State Senate District 23 candidate Abigail Rosales-Medina believes her values, background and experience on the San Bernardino City Unified School District Education Council make her an excellent candidate to fight for issues of education, health care and environmental justice.
Medina has served on the school board since 2013 and has helped the district improve graduation rates and other measures of academic achievement.
“I was a mother of PTA involved in my children’s schools and felt there was a huge disparity in getting our kids not only to graduate from high school, but also to go to college and to get higher education, ”Medina said of her decision to run for the education board. .
Prior to being elected to the board of trustees, Medina worked for the Organized Congregation for Prophetic Commitment (COPE), a community-based non-profit organization that aims to close the achievement gap for students of color and to eliminate the pipeline from school to prison.
On the board, Medina pushed the district to focus more on using AG college admission standards completion rates as a better indicator of student success, rather than AG enrollment numbers. previously analyzed.
As her term continues until 2022, Medina, encouraged by others, decided to run for the State Senate because she felt that the other candidates did not have the necessary experience for the office or n weren’t going to advance the issues she was defending.
As a numbers specialist, Medina looked at the district’s voting statistics and demographics before deciding to run to make sure she could represent communities in District 23 well and had a chance of winning.

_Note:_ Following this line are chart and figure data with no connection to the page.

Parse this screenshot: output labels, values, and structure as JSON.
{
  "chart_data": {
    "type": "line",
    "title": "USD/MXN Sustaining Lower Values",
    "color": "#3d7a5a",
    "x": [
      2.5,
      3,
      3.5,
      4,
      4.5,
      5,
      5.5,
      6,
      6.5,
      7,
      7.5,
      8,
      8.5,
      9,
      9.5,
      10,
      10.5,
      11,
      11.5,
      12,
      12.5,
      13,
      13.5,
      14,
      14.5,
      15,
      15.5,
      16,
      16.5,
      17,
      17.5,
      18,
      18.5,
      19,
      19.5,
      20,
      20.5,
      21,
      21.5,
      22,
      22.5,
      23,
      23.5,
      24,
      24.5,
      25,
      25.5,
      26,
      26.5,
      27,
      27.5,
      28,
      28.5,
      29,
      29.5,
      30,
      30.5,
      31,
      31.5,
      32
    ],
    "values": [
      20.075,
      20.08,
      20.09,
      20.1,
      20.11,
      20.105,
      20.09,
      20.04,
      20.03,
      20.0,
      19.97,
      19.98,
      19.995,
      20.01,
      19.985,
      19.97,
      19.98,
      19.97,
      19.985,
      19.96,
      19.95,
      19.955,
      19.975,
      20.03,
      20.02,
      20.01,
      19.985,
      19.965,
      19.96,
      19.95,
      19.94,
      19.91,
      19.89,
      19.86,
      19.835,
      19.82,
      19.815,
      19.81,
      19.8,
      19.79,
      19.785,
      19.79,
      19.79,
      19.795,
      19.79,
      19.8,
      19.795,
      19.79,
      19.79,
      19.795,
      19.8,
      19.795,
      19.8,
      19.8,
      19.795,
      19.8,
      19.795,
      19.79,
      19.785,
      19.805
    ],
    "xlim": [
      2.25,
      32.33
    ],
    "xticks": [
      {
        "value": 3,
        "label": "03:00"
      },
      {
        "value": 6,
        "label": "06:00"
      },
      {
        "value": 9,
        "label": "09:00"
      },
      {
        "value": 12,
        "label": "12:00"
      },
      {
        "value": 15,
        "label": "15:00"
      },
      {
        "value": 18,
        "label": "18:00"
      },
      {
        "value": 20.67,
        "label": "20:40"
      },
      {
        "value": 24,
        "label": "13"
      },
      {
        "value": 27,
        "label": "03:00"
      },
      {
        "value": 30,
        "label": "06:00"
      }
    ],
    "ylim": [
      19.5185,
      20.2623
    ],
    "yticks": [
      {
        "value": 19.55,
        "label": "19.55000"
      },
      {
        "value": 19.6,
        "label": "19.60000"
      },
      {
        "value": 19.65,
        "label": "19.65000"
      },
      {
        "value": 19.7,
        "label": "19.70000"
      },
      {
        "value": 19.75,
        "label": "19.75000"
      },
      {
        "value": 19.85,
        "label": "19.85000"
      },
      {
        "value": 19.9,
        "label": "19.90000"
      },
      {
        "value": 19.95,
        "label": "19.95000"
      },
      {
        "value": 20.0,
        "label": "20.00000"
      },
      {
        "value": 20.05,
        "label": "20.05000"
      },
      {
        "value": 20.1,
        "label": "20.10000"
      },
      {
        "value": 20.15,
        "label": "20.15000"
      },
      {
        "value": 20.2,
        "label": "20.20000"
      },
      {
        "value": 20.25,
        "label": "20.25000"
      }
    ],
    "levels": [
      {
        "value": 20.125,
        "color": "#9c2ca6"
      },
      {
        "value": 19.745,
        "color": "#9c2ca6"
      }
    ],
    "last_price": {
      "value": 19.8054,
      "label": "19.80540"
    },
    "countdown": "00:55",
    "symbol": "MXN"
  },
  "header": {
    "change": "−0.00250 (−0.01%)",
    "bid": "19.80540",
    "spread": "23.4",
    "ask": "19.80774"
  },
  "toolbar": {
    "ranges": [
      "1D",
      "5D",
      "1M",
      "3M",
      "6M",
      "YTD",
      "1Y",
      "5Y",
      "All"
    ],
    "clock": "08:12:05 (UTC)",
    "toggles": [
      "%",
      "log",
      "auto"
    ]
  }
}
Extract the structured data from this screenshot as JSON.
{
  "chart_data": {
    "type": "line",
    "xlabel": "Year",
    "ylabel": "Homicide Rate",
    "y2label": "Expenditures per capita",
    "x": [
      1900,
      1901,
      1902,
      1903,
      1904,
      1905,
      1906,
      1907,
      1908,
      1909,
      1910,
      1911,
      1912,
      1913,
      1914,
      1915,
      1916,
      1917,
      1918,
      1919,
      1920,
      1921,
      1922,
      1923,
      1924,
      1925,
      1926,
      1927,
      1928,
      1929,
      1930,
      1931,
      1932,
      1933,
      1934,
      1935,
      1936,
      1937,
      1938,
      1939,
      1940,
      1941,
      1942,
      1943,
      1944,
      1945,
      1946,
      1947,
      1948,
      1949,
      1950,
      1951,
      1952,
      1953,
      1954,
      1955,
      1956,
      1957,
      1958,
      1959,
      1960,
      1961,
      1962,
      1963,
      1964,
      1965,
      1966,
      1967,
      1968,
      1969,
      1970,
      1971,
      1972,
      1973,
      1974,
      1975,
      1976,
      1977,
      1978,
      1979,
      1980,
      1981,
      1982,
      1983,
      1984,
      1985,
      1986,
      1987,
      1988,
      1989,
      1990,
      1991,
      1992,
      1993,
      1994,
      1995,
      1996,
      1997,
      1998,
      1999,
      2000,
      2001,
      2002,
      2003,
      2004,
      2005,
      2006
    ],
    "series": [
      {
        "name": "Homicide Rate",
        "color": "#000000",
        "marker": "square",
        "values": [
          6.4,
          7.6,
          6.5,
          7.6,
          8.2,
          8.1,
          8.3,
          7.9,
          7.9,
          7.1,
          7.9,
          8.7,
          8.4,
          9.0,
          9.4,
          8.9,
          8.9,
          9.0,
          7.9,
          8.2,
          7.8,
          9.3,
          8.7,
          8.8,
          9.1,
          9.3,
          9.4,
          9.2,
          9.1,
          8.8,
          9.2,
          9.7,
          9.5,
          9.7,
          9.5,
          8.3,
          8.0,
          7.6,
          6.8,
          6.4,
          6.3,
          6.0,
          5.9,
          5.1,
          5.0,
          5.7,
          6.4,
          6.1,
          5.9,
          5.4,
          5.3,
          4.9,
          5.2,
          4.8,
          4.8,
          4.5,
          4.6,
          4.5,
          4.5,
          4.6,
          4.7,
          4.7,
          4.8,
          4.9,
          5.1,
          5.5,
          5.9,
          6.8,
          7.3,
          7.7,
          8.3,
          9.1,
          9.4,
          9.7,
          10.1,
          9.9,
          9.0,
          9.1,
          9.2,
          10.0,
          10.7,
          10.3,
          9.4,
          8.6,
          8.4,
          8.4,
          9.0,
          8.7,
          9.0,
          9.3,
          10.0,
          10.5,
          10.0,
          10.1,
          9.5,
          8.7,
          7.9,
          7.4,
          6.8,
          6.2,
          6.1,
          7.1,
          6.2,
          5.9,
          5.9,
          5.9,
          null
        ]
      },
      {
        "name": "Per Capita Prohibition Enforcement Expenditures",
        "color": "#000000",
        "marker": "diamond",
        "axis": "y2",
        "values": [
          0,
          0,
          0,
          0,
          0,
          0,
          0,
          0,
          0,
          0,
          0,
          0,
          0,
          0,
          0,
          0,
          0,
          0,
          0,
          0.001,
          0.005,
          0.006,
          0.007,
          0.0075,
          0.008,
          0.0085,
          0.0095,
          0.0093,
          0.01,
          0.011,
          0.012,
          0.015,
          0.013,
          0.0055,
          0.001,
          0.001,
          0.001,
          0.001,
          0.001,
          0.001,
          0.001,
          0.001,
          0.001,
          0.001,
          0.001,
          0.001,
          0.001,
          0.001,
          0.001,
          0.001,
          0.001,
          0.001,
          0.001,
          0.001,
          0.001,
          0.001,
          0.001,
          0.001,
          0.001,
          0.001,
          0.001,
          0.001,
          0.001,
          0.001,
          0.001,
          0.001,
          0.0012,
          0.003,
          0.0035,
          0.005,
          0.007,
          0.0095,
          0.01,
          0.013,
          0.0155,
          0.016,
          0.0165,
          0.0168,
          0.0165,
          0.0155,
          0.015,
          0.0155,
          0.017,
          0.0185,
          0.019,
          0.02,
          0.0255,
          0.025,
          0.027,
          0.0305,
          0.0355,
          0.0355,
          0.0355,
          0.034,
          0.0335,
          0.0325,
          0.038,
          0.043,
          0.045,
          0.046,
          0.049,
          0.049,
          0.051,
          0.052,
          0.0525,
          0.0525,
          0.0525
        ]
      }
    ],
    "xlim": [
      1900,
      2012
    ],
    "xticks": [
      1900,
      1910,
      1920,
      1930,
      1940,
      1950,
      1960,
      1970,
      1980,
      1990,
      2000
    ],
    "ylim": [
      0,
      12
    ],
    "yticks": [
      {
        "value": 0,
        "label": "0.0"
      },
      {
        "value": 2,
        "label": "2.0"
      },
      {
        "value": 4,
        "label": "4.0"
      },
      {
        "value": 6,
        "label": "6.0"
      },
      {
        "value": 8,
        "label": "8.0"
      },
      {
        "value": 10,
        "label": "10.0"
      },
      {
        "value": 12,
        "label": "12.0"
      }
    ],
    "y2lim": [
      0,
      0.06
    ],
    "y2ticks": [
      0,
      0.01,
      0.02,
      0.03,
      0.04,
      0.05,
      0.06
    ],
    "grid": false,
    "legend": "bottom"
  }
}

San Bernardino City Unified shared with him their experience and proven track record in promoting their issues, building relationships with lawmakers, and finding those common goals to work for despite political differences.
“This is why our school district has been so successful, the collaboration and the work we have been able to do,” said Medina. “This experience has prepared me, so when I go to Sacramento, we can have these conversations with lawmakers, regardless of political party, doing what’s best for our communities here.
“I felt this was a great opportunity to finally have a voice in Sacramento and to make sure our communities are represented and that we are reducing resources.”
Although Medina went to the primaries without being the supported candidate of the Democratic Party and with a small budget, she finished first with 28.1% of the vote. She led the second and second candidate in the runoff, Republican Rocilicie Ochoa Bogh, who won 24.8% of the vote, and Democratic Party-backed candidate Kris Goodfellow, 17.4%. Medina is now the candidate supported by the Democratic Party.
Medina believes that the state budget will be the biggest challenge facing the state Senate in the years to come, as it will affect all other issues, especially housing and unemployment.
“It is about accountability, transparency and maneuvering of our finances and not approving certain budgets when we really have to look at our resources,” Medina said. “One of the things I plan to do in Sacramento is analyze all the budget lines and make sure that the money we spend has positive results to support our communities. We need to make sure that we are not spending excessive money on programs that are not working or that are aimed at special interests.
Healthcare for all
The main goals it plans to advocate are health care for all, increasing affordability for higher education, and protecting low-income families from predatory loans.
“Education is the real way out of poverty and it is something that we are improving, but we are not there yet,” she said. “It’s also about higher education, its affordability. I’m pushing for a free community college for our residents in California and making sure more students go through four-year college. “
Medina stressed that she grew up without health care and that she plans to work to make more health care resources available to everyone. She also pointed out that getting health care and preventive care is actually cheaper than waiting for people to need hospital treatment.
As a candidate who also focuses on environmental justice, Medina also wants to increase restrictions on business development based on environmental and community concerns.
“Here in our region, we see local elected officials adopting or approving commercial constructions in the backyards of our communities,” she said. “There has to be more common sense to ensure that at the state level we establish a buffer zone, or at least limitations, that they can build on within communities.”
Medina is supported by the California Legislative Women’s Caucus, California Legislative Caucus, California Legislative LGBTQ, IE United, Congressman Pete Aguilar, MP Eloise Gomez Reyes and the Democratic Luncheon Club of San Bernardino.